All of that was not what motivated her resignation, she insists. But, she told 1News, “Sitting in the back of my mind was this question and belief that perhaps my departure might bring the tempo, the heat, the friction that had come into politics … down a peg and, if it did, that would be good for New Zealand.”
Ardern’s political obituaries whirred off the presses almost as soon as she announced her departure in January. Plenty had been written already. A phenomenon in a crisis; all too fallible on delivery. Ardern has read those takes, and had them in mind at the top of her speech yesterday, as she recalled the priorities laid out in her maiden statement of 2008. “Climate change, child poverty, and inequality.” She said: “I am, after all, a conviction based politician, and I’ve always believed this to be a place where you can make a difference. I leave knowing that to be true.”
But. “I’ve become used to my time as prime minister being distilled down into a different list: a domestic terror attack, a volcanic eruption, a pandemic; a series of events where I found myself in people’s lives during the most grief-stricken or traumatic moments. Their stories and faces remain etched in my mind and likely will forever. That is the responsibility and privilege of the role of prime minister.”
Ardern wants to be remembered not just for those moments, but for tilting the axis, too, on those forbidding themes. Climate change. Poverty. Inequality. Did the pragmatist lay the foundation for something? Or did the idealist miss her chance? Towards the end of 2018 she told us: “I think if you’ve got political capital the easiest way to retain it is to do nothing. As I heard Obama say once, better to use what you’ve got to do great things, rather than just good things.”

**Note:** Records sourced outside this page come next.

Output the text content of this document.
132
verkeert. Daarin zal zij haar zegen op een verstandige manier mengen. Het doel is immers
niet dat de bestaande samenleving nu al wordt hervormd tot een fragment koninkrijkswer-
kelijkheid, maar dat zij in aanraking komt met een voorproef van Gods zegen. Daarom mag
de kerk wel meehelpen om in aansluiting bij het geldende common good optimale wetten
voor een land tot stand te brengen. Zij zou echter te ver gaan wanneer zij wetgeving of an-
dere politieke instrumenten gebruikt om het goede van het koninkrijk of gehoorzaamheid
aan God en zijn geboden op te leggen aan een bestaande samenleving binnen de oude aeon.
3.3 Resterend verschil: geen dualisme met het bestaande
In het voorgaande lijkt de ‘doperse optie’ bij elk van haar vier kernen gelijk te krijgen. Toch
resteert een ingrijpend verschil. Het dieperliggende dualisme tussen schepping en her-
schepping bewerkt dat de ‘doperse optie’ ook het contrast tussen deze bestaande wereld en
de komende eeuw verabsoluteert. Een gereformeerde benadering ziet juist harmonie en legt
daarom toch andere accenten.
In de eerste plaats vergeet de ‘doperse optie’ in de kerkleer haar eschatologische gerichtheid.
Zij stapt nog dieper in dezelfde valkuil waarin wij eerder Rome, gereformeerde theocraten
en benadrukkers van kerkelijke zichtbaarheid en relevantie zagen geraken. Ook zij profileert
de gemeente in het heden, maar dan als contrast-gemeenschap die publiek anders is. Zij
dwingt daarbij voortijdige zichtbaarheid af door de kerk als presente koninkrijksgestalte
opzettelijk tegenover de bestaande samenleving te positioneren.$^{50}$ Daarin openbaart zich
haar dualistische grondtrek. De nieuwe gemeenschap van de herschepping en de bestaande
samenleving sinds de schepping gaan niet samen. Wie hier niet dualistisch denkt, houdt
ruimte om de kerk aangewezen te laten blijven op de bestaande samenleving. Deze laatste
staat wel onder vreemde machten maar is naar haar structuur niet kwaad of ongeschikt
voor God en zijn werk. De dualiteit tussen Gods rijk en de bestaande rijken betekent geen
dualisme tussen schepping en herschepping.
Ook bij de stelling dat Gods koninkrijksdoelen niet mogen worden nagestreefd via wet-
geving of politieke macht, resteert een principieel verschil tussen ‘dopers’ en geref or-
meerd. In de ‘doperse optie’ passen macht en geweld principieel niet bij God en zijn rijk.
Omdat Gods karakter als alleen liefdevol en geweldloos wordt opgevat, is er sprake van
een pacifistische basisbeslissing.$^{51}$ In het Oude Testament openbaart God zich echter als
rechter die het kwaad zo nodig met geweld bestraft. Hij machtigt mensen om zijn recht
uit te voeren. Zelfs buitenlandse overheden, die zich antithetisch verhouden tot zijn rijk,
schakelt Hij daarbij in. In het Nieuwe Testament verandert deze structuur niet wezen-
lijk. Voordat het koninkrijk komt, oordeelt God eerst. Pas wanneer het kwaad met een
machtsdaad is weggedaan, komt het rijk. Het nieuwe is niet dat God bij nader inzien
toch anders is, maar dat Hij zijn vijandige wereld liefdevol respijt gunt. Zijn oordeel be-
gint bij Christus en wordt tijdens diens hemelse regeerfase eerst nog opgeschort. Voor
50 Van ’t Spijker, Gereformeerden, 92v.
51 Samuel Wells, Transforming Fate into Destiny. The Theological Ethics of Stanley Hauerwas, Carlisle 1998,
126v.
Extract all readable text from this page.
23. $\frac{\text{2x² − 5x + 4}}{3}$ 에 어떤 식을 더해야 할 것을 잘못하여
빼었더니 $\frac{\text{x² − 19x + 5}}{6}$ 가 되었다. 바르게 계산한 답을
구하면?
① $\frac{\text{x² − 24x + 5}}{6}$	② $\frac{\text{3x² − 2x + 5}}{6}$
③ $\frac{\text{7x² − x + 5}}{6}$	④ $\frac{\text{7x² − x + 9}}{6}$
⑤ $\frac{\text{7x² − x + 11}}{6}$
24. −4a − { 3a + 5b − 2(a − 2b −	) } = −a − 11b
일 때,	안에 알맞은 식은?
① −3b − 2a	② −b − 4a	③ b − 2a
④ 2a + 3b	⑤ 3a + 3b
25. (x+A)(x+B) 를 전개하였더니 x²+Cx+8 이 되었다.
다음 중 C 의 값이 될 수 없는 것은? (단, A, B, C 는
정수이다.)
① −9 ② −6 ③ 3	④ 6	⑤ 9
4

f you really want to see Jacinda Ardern’s eyes light up, ask her about Antarctic exploration. Ernest Shackleton, especially. She drinks her tea from a Shackleton mug. Her favourite book is Alfred Lansing’s 1959 account of the Endurance expedition. “It is an incredible, incredible book,” she told the Writers Festival audience four years ago. “It tells the tale of leadership in the face of opposition.”
After a pause, she said: “And how not to die on the ice. Which is also very useful.” In case the point wasn’t clear enough, she added that day with a laugh: “It’s a real metaphor for politics.”